Smart Motorway Safety Tech ‘Must’ Improve, Says Regulator
The Transport Watchdog has stated that smart motorway technology ‘must’ improve urgently.
The statement was part of a review of all-lane running smart motorways and looked at the impact that the safety technology has had on the roads over the past few years.
All-lane running smart motorways aim to ease congestion through smart technology solutions which allow the hard shoulder to become a running lane to help ease traffic during busy periods.
But many experts have been critical of smart motorways since they were first introduced in 2002, with people insisting that more needs to be done to make the roads safer.
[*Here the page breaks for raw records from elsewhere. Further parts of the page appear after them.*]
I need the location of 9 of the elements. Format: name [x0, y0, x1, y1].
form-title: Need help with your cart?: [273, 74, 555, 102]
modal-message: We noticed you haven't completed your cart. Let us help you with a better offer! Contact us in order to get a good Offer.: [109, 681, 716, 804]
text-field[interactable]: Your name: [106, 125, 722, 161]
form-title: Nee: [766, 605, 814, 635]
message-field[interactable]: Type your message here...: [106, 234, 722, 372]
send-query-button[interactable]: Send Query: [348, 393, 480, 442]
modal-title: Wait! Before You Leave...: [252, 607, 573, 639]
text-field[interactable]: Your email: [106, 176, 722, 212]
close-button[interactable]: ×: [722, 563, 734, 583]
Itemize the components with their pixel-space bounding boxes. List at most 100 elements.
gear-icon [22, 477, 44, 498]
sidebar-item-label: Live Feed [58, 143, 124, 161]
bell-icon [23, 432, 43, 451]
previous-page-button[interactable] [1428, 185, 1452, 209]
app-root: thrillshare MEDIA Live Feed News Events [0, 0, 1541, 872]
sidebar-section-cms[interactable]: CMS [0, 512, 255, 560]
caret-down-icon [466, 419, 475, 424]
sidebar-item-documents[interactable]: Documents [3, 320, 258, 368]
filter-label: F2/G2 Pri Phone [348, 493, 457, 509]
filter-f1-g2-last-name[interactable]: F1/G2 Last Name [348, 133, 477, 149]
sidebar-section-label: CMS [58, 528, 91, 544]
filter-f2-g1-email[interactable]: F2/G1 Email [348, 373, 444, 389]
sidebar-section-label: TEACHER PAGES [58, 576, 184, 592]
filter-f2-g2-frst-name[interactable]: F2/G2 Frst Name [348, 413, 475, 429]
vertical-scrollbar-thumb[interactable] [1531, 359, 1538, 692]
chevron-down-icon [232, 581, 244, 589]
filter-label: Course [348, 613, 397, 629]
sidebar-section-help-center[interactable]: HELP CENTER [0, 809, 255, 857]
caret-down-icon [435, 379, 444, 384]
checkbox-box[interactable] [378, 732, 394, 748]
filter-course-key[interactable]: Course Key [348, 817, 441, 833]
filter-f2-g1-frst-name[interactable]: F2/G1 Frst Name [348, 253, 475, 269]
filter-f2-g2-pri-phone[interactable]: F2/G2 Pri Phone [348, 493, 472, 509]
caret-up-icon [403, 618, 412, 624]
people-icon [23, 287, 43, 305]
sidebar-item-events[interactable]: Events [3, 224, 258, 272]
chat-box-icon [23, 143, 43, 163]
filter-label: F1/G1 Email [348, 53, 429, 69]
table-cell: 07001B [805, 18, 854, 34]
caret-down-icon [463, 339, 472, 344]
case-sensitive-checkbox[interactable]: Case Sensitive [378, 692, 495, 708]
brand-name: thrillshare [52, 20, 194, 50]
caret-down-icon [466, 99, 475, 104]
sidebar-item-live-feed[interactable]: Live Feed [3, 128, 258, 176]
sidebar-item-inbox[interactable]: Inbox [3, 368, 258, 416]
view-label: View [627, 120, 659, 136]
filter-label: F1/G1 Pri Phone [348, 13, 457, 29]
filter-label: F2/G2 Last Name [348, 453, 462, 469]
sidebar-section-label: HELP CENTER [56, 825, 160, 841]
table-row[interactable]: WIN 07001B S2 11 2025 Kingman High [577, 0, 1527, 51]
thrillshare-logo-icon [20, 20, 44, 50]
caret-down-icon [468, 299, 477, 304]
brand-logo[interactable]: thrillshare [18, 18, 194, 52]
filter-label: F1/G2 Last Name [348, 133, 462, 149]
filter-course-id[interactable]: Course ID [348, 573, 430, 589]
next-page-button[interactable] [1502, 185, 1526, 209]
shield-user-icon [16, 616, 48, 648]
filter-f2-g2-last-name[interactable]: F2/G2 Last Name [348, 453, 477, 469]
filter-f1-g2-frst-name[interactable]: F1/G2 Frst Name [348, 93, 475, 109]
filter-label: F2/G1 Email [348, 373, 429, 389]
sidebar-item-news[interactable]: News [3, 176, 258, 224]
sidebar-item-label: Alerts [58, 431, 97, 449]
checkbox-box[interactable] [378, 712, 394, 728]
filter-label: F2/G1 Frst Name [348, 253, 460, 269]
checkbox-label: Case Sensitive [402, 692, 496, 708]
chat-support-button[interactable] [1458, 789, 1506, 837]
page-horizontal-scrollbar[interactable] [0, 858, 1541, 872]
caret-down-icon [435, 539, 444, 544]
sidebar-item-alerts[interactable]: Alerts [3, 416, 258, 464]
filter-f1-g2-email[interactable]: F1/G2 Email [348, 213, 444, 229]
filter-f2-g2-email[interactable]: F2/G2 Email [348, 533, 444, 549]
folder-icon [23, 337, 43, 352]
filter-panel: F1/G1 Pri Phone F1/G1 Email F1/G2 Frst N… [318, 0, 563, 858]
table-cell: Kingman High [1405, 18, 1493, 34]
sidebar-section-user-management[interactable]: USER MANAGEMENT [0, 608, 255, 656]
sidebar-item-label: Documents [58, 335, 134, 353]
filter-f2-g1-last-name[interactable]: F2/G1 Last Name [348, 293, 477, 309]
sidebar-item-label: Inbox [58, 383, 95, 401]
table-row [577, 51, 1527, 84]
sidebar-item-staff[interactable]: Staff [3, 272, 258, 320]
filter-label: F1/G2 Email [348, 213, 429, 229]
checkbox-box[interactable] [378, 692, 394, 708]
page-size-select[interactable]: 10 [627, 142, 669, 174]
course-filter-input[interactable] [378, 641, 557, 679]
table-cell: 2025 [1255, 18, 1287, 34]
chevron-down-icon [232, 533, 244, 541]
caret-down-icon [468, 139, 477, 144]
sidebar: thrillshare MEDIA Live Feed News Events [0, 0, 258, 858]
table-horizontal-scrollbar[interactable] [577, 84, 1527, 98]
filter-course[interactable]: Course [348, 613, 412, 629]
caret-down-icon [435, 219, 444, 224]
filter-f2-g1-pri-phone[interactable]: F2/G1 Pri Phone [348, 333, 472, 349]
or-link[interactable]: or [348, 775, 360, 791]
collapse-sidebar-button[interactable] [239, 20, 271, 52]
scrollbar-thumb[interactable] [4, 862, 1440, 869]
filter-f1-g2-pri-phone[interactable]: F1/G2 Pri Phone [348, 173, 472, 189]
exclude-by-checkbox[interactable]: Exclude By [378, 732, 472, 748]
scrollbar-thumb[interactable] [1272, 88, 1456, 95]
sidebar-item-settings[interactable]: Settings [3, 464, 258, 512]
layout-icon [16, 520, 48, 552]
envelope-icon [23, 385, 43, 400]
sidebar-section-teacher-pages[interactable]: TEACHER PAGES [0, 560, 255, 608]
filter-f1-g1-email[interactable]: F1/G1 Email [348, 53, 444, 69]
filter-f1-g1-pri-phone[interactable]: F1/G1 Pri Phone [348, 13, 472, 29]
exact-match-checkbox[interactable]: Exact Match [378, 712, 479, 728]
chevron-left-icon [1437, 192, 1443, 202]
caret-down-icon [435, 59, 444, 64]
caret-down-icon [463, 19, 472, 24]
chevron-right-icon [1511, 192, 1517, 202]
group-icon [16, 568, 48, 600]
And the rollout of new all-lane running smart motorways was paused in January 2022 amid further investigations and has yet to resume.
The government is now collecting data on existing all-lane smart motorways to assess their safety before it allows any more to be built.
What Is A Smart Motorway?
Smart Motorways were introduced in 2002, with All Lane Running (ALR) versions first opening in 2014.
They use traffic management methods including variable speed limits and using the hard shoulder as a running lane to control the flow of traffic in a way that minimises cost, time and environmental impact.
The benefit comes from the fact that you don’t need to build additional lanes to implement smart motorways, so improvements in traffic flow and management can be made much quicker.
No new ALR motorways are allowed to open without radar technology to spot stopped vehicles on the hard shoulder, which has been a safety concern since Smart Motorways were implemented in the UK.
Highways England is currently upgrading Smart Motorway cameras to enable them to detect any cars driving in closed lanes. This is known as a ‘red X’ violation, which can be enforced by police.
Red X violations will result in drivers being hit with an automatic £100 fine and three penalty points once camera enforcement is operational.
The Smart Motorway Safety Issue
Smart Motorways have been subject to significant scrutiny since their introduction, with ‘improvement measures’ laid out in a Stocktake Report on Smart Motorways in March 2020.
The report outlined an 18-point action plan that needed to be undertaken, including camera improvements and an advertising campaign to inform drivers of etiquette on the ALR roads.
Smart Motorways – What’s The Latest?
National Highways has installed 122 enforcement cameras that automatically detect vehicles that ignore red X lane closure signs.
And they’ve also committed to building more emergency refuge areas, with the target being for one to be present every three-quarters of a mile on smart motorways.
In addition to this, Stopped Vehicle Detection (SVD) has now been installed on every existing all-lane motorway in 2022, although it’s still too early to see the impact this will have on road safety.
There are still calls from some experts to look at other ways smart motorways could be used, perhaps with hard shoulders only being used in severe traffic jams.